CloudSorcerer バックドア
EastWind と呼ばれる新しいスピアフィッシング攻撃は、ロシア政府と IT 組織をターゲットにしています。この攻撃は、さまざまなバックドアやトロイの木馬を配信します。
この攻撃シーケンスは、通常、Windows ショートカット (LNK) ファイルを含む RAR アーカイブ添付ファイルから始まります。このファイルを開くと、一連のアクションがトリガーされ、最終的には GrewApacha、CloudSorcerer バックドアの更新バージョン、およびこれまで知られていなかった PlugY というインプラントなどのマルウェアが展開されます。PlugY は CloudSorcerer バックドア経由でダウンロードされ、さまざまなコマンドを備えており、3 つの異なるプロトコルを使用してコマンド アンド コントロール (C2) サーバーと通信できます。

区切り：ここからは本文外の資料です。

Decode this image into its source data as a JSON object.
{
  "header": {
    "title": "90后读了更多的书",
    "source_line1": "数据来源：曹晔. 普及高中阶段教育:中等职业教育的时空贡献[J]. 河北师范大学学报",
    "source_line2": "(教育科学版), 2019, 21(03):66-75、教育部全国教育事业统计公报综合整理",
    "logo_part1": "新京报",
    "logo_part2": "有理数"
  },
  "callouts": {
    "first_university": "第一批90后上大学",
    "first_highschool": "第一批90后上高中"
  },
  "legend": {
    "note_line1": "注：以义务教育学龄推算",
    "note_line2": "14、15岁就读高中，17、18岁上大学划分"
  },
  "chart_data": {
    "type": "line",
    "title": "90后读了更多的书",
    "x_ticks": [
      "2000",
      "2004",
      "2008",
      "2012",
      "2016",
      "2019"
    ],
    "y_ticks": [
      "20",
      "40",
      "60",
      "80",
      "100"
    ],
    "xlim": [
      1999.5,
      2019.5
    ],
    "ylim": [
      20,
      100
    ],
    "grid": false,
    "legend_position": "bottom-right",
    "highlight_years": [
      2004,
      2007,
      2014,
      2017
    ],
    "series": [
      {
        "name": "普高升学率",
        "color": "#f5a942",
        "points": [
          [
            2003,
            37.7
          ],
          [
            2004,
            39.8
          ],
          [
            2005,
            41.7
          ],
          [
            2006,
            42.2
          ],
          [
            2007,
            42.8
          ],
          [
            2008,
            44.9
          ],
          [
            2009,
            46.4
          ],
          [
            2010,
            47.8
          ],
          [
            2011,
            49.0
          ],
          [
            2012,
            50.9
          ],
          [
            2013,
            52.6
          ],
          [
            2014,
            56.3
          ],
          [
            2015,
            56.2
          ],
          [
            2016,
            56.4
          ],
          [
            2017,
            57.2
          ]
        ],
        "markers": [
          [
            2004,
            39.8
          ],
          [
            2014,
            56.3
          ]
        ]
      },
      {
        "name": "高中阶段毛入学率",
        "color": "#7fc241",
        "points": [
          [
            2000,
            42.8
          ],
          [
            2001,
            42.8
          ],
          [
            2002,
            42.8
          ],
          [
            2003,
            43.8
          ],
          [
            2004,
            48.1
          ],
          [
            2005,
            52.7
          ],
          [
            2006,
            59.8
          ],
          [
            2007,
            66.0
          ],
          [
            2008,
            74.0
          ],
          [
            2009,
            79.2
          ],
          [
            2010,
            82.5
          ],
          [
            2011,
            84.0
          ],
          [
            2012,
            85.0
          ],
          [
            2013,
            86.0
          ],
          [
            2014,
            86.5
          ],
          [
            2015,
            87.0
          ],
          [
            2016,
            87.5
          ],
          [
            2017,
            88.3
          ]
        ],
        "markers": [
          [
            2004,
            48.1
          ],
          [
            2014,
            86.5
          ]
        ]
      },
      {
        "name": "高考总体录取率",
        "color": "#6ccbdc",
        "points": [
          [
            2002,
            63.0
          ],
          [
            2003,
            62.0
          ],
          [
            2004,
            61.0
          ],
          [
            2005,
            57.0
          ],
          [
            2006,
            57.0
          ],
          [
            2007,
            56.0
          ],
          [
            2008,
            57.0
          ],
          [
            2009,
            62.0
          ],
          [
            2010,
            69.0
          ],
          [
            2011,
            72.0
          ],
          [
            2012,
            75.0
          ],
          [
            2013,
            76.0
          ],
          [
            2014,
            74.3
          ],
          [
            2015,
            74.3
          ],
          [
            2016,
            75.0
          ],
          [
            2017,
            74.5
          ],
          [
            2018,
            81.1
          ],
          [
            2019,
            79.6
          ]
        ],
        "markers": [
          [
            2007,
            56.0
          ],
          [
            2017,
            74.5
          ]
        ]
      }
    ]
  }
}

CloudSorcererは複雑なバックドアの脅威です
CloudSorcerer は、Microsoft Graph、Yandex Cloud、Dropbox を介した秘密の監視、データ収集、および流出を目的として設計された高度なサイバースパイツールです。クラウドリソースを C2 サーバーとして使用し、API と認証トークンを介してそれらとやり取りします。当初は、GitHub を主要な C2 サーバーとして使用していました。
ターゲットへの侵入の正確な方法は不明です。しかし、アクセスが成功すると、マルウェアはバックドアとして機能する C ベースのポータブル実行可能バイナリを展開します。このバイナリは C2 通信を開始したり、mspaint.exe、msiexec.exe、または「browser」という文字列を含むプロセスなどの正当なプロセスにシェルコードを挿入したりします。
CloudSorcerer の洗練された設計により、実行プロセスに基づいて動作を調整し、Windows パイプを介して複雑なプロセス間通信を利用できます。
バックドア コンポーネントは、被害者のマシンに関する情報を収集し、ファイルとフォルダーを列挙し、シェル コマンドを実行し、ファイル操作を実行し、追加のペイロードを展開するための命令を実行するように調整されています。
C2 モジュールは、デッド ドロップ リゾルバとして機能する GitHub ページに接続し、Microsoft Graph または Yandex Cloud 上の実際のサーバーを指すエンコードされた 16 進文字列を取得します。また、CloudSorcerer は、アルバム名に同じ 16 進文字列が含まれるロシアのクラウド ベースの写真ホスティング サービスである hxxps://my.mail.ru/ のデータにアクセスすることもあります。
サイバー犯罪者はCloudSorcererを使用して次の段階のマルウェアを展開する
最初の感染方法では、DLL サイドローディング技術を使用して不正な DLL を実行する侵害された LNK ファイルが使われます。この DLL は、偵察を実行し、追加のペイロードをダウンロードするための通信チャネルとして Dropbox を利用します。
展開されたマルウェアの 1 つは GrewApacha で、これは以前中国に関連するAPT31グループに関連付けられていたバックドアです。これも DLL サイドローディングによって開始され、攻撃者が制御する GitHub プロファイルをデッドドロップ リゾルバとして使用し、実際のコマンド アンド コントロール (C2) サーバーを指す Base64 エンコードされた文字列を保存します。
攻撃で確認されたもう 1 つのマルウェア ファミリは PlugY です。これは、TCP、UDP、または名前付きパイプを使用して管理サーバーに接続し、シェル コマンドの実行、デバイス画面の監視、キーストロークのログ記録、クリップボードの内容のキャプチャなどの機能を備えたフル機能のバックドアです。
PlugX のソースコード分析により、DRBControl (別名 Clambling) と呼ばれる既知のバックドアとの類似点が明らかになりました。これは、 APT27およびAPT41として追跡されている中国関連の脅威クラスターに起因するものです。EastWind キャンペーンの背後にいる攻撃者は、GitHub、Dropbox、Quora、ロシアの LiveJourna、Yandex Disk などのコマンドサーバーなど、一般的なネットワークサービスを使用していました。